Text Classification & Word Representations using FastText (An NLP library by Facebook)

NSS 06 Jun, 2023
11 min read

Introduction

If you put a status update on Facebook about purchasing a car -don’t be surprised if Facebook serves you a car ad on your screen. This is not black magic! This is Facebook leveraging the text data to serve you better ads.

The picture below takes a jibe at a challenge while dealing with text data.

facebook ad serving using nlp

Well, it clearly failed in the above attempt to deliver the right ad. It is all the more important to capture the context in which the word has been used. This is a common problem in Natural Processing Language (NLP) tasks.

A single word with the same spelling and pronunciation (homonyms) can be used in multiple contexts and a potential solution to the above problem is computing word representations.
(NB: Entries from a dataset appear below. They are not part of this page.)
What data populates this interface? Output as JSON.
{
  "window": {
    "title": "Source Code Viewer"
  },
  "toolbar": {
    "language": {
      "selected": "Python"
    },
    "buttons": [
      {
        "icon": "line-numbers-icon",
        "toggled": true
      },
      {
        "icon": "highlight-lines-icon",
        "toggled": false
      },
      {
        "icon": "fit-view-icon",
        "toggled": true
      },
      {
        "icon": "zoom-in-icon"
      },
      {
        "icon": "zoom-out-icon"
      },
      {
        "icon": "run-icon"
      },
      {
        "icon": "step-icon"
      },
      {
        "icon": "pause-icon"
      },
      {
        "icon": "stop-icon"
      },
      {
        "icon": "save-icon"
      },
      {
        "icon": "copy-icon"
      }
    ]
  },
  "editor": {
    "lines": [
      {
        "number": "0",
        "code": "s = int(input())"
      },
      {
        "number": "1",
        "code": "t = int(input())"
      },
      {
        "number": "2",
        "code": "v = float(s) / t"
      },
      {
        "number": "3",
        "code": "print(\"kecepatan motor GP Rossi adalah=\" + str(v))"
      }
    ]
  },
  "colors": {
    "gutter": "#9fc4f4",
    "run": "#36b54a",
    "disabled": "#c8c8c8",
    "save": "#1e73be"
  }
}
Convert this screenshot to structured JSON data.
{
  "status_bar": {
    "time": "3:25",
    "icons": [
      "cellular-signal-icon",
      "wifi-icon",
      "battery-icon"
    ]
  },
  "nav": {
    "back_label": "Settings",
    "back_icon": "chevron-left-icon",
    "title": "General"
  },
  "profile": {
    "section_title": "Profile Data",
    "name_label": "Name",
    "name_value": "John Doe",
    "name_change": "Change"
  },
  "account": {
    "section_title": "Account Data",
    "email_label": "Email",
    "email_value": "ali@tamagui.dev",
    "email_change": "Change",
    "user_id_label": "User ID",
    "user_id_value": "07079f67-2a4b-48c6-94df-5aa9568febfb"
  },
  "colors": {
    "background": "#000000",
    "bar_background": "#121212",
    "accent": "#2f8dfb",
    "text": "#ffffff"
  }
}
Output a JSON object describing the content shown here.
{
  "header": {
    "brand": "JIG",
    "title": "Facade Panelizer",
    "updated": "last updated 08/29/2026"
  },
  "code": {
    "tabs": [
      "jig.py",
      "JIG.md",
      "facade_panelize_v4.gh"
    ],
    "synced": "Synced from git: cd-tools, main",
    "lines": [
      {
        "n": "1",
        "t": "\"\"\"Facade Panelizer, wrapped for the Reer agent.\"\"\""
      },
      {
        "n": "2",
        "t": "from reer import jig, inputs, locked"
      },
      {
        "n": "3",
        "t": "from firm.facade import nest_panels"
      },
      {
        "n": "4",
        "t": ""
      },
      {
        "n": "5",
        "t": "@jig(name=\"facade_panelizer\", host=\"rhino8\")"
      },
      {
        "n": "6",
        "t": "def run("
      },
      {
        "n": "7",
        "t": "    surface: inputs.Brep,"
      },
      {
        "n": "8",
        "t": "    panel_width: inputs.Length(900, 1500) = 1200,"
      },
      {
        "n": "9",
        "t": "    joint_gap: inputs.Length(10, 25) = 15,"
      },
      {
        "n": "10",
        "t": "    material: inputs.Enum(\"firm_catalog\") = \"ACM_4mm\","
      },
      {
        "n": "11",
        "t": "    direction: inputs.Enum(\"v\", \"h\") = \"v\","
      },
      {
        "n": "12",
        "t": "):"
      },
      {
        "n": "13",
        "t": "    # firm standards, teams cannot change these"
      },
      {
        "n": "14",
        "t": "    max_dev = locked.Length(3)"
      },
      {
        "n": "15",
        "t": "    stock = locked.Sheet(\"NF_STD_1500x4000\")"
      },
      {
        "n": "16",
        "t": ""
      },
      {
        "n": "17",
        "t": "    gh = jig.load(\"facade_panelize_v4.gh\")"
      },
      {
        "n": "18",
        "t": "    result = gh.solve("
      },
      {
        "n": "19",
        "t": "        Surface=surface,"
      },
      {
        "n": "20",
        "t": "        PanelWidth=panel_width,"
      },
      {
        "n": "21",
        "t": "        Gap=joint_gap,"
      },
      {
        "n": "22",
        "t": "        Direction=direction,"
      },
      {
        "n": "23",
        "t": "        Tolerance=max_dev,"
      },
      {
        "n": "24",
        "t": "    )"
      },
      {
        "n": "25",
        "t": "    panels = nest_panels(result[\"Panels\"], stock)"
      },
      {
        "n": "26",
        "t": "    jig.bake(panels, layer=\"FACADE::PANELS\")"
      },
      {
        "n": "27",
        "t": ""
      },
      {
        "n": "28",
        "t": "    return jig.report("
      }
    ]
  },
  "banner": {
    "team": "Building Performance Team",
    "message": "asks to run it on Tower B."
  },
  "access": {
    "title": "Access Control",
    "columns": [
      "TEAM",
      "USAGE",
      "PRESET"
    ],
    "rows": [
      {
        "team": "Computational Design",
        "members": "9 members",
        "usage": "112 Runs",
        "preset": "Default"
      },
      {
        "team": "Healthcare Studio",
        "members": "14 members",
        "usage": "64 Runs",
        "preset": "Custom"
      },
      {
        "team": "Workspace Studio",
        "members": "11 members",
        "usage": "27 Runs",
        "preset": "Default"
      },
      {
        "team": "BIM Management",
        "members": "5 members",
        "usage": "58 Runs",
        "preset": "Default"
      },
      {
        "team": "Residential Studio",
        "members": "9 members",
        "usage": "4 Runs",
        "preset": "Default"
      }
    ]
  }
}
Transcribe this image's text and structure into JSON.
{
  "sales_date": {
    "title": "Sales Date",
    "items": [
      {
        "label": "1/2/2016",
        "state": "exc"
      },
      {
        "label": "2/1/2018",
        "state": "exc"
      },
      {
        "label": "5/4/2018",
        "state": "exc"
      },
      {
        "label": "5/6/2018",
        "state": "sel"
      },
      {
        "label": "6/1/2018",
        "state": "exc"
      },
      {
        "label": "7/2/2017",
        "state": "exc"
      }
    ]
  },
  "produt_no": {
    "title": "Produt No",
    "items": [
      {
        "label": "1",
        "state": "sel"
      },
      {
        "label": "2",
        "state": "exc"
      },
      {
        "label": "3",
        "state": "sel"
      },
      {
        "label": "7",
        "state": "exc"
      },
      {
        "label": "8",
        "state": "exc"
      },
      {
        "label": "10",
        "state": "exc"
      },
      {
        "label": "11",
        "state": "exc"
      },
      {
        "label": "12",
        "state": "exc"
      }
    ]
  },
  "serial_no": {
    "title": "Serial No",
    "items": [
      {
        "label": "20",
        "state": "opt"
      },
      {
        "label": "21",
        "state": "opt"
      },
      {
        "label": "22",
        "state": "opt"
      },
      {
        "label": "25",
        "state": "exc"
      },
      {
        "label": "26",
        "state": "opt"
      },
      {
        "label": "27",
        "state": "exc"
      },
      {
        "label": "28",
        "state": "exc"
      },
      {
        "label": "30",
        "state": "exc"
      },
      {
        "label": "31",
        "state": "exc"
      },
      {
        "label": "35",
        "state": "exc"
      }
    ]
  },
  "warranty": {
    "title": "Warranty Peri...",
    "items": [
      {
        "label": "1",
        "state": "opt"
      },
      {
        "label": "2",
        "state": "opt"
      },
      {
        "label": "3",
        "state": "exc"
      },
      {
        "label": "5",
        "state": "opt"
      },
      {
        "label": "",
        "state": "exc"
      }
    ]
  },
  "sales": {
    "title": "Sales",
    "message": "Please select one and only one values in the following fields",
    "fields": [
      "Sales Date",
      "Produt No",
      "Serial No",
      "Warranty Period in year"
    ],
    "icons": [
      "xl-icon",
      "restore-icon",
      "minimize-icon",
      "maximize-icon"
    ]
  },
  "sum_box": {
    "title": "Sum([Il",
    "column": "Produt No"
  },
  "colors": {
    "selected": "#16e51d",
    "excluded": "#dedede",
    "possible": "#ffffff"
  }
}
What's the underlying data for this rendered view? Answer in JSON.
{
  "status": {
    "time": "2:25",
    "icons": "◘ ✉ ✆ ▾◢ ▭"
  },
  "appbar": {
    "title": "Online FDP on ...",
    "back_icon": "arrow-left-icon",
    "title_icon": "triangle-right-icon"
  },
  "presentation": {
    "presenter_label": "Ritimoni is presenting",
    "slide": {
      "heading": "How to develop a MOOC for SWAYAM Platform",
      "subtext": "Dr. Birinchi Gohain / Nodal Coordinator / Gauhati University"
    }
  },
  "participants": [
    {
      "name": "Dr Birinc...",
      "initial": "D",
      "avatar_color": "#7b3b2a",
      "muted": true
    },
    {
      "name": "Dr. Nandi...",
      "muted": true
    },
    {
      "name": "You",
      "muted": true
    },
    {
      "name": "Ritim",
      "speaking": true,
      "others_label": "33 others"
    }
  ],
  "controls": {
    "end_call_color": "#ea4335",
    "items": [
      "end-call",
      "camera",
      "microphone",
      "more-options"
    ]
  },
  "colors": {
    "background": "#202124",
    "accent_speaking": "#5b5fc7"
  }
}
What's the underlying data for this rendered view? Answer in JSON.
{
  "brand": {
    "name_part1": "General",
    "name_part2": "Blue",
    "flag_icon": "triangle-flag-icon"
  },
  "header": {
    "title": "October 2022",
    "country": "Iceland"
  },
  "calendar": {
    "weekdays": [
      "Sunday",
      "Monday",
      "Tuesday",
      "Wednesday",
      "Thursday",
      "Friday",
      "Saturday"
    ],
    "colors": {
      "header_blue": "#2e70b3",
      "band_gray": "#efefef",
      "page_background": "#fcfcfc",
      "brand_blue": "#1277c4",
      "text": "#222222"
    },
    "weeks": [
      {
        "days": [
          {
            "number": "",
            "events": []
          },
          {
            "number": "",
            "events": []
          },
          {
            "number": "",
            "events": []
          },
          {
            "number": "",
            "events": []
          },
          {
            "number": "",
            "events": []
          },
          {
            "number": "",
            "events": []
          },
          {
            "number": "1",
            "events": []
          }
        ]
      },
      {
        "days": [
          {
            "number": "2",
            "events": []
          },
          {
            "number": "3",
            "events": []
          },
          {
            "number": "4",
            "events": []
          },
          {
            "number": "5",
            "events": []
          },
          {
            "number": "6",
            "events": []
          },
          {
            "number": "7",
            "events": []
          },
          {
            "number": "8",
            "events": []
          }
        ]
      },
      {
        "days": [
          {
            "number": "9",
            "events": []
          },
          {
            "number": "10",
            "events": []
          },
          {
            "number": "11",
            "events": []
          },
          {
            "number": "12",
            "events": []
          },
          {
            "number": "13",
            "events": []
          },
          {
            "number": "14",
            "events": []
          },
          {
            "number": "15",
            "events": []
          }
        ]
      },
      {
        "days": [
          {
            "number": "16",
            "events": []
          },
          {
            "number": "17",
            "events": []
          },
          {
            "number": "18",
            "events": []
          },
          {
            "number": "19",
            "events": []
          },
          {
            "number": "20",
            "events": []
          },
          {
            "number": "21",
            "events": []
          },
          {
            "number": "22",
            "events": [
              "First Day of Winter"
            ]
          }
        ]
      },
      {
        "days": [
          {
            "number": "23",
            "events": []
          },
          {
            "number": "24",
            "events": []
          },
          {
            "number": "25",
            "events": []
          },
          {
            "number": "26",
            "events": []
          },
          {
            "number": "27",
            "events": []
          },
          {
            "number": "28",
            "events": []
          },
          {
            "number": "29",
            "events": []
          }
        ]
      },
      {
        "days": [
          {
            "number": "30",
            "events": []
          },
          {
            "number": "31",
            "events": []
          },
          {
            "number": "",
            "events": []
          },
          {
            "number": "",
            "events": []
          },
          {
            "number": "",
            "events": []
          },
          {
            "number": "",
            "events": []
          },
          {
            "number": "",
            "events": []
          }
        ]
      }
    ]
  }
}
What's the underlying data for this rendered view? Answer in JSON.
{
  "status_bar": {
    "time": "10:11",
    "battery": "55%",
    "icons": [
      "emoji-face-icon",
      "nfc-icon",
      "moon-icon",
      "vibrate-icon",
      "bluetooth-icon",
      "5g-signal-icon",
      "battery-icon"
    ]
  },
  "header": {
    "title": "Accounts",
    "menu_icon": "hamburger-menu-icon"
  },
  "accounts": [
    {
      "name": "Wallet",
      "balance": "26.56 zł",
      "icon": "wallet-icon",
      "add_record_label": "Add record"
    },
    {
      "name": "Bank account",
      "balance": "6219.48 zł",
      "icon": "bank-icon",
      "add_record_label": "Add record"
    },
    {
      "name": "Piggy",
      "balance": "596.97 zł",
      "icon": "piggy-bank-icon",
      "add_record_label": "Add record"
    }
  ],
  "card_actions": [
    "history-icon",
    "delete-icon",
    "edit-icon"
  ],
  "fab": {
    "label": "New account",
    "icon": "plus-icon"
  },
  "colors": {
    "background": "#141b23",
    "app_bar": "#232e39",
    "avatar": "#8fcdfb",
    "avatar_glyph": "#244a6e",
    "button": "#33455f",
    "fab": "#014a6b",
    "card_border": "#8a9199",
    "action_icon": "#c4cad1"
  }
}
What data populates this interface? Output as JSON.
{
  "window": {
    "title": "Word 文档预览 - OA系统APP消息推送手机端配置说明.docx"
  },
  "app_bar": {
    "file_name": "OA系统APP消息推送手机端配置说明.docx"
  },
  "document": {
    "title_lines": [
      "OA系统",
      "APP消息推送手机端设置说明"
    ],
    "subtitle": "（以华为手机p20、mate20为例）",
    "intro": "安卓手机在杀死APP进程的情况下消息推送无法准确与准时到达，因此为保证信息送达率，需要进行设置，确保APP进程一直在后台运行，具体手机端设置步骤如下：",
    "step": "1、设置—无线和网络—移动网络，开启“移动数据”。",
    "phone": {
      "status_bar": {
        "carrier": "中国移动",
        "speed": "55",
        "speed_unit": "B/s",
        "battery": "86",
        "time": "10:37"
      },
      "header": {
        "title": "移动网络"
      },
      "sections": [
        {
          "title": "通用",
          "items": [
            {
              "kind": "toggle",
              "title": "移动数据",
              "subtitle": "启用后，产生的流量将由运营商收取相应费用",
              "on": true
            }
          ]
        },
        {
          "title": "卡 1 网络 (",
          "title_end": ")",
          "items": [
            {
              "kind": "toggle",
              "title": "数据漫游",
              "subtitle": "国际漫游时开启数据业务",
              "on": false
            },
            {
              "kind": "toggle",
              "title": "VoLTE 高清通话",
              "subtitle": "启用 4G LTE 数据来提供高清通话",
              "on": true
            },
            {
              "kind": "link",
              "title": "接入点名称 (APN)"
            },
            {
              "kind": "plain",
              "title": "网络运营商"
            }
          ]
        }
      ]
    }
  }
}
Now, imagine the challenge for Facebook. Facebook deals with enormous amount of text data on a daily basis in the form of status updates, comments etc. And it is all the more important for Facebook to utilise this text data to serve its users better. And using this text data generated by billions of users to compute word representations was a very time expensive task until Facebook developed their own library FastText, for Word Representations and Text Classification.

In this article, we will see how we can calculate Word Representations and perform Text Classification, all in a matter of seconds in comparison to the existing methods which took days to achieve the same performance.

What is FastText?

FastText is an open-source library for text representation and classification developed by Facebook’s AI Research (FAIR) team. It is designed to efficiently handle large amounts of text data and provides tools for text classification, word representation, and text similarity computation.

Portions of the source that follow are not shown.